SCSI problems between PCI Dual Ultra 3 and SE 3310, system (v240 with VCS and Oracle) hangs

From: Nathan Bardsley (nbardsley@leadfusion.com)
Date: Wed Mar 23 2005 - 21:01:25 EST


Hey folks.

A question about SunFire v240s and StorEdge 3310s and SCSI bits. I'm
looking for help about the low-level SCSI issues, but I thought it might
help if I describe the higher level setup. If anyone has other
suggestions or ideas, that would be welcome.

I've got a v240 connected to two 3310s. Once connection is using the
onboard SCSI, and then I have a X6758A "PCI Dual Ultra 3 SCSI Host
Adapter (LVD)" installed and am connecting to the other 3310. Solaris 9
patches are almost current, the qus drivers and patches are current, the
3310 firmware is current at 325W, and SUNWstade is current for version 2.3.

The two 3310s are configured identically with RAID volumes, LUNs are
mapped, format sees all of the LUNS as c?t?d?s?. The devices are
completely and only accessed and managed by Veritas Volume Manager. The
filesystems are VxFS, and the two arrays are mirrored by VxVM and
mounted as a single filesystem on a single mountpoint.

And then there's a second 240 that is configured the same way, (each 240
is connected to both 3310s) and the two 240s are running Veritas Cluster
Server in an active-standby way, so that only one 240 is running Oracle
at a time. Oracle and VCS are the only applications to access the
filesystems on the 3310s

Twice now, there has been some kind of glitch on the scsi bus.

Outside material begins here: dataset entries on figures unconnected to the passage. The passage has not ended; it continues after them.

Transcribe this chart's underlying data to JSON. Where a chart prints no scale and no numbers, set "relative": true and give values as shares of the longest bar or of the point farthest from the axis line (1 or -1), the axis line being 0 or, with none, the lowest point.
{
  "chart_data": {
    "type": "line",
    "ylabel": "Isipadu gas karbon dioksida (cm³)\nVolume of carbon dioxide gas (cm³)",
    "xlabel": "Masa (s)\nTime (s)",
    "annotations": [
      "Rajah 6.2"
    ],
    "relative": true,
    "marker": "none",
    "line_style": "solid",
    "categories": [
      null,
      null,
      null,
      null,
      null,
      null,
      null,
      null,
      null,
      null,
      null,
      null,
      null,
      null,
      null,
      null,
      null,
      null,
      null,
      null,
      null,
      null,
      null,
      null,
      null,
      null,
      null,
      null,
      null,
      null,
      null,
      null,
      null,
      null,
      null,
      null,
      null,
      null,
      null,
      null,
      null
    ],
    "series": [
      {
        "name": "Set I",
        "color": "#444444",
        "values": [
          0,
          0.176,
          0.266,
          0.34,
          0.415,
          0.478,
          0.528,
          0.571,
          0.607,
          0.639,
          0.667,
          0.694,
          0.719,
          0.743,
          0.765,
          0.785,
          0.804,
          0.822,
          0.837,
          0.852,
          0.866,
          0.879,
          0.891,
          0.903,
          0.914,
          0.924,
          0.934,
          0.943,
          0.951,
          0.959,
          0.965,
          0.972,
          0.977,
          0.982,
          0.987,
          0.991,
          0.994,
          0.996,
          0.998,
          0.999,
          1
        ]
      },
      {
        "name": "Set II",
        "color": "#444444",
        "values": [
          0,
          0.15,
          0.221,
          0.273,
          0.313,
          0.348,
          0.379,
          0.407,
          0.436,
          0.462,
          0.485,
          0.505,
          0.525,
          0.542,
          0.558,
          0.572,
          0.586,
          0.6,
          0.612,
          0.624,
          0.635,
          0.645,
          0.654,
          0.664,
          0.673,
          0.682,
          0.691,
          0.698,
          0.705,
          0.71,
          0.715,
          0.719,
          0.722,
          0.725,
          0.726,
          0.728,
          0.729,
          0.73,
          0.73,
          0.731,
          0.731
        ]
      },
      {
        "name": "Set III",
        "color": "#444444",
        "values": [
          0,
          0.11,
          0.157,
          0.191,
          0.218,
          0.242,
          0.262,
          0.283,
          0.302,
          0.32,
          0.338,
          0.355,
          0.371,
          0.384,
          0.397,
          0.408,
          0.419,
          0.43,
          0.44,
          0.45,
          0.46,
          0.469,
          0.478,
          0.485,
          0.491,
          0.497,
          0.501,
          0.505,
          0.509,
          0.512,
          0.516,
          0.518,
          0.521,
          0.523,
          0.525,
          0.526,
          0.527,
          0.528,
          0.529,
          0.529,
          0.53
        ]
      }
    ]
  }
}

A single
message is logged "scsi transport failed: reason 'timeout' ..." and then
any command like 'df', 'mount', 'format', 'cd', and especially trying to
read or write to one of the 3310 filesystems hangs, hangs completely.
Hangs completely in a way that Oracle (which uses these filesystems for
its data) stops responding, and VCS can't failover because it can't
unmount the filesystems, and so my application goes down (which is bad,
of course.) Any other system activity is fine as long as you don't do
anything that involves the scsi bus the 3310 is on.

There is enough device information to identify the involved SCSI
controller as the only in-use port on the PCI card.

It seems that the error message frequently means that there is a problem
with the scsi cable or scsi bus termination. It seems that one of the
first things to do would be to replace the PCI card and/or the SCSI
cable. (Yes, it's a real Sun 2 meter SCSI cable, X1138A).

Two questions:

1) Once the 240 is shutdown is there going to be any impact on the 3310
if I disconnect the cable at both ends, even while the 3310 is still on
and being accessed from the second server via a seperate SCSI cable and
seperate 3310 host channel? I would think not, but then I've found the
3310 is not nearly as fault-tolerant as it's supposed to be.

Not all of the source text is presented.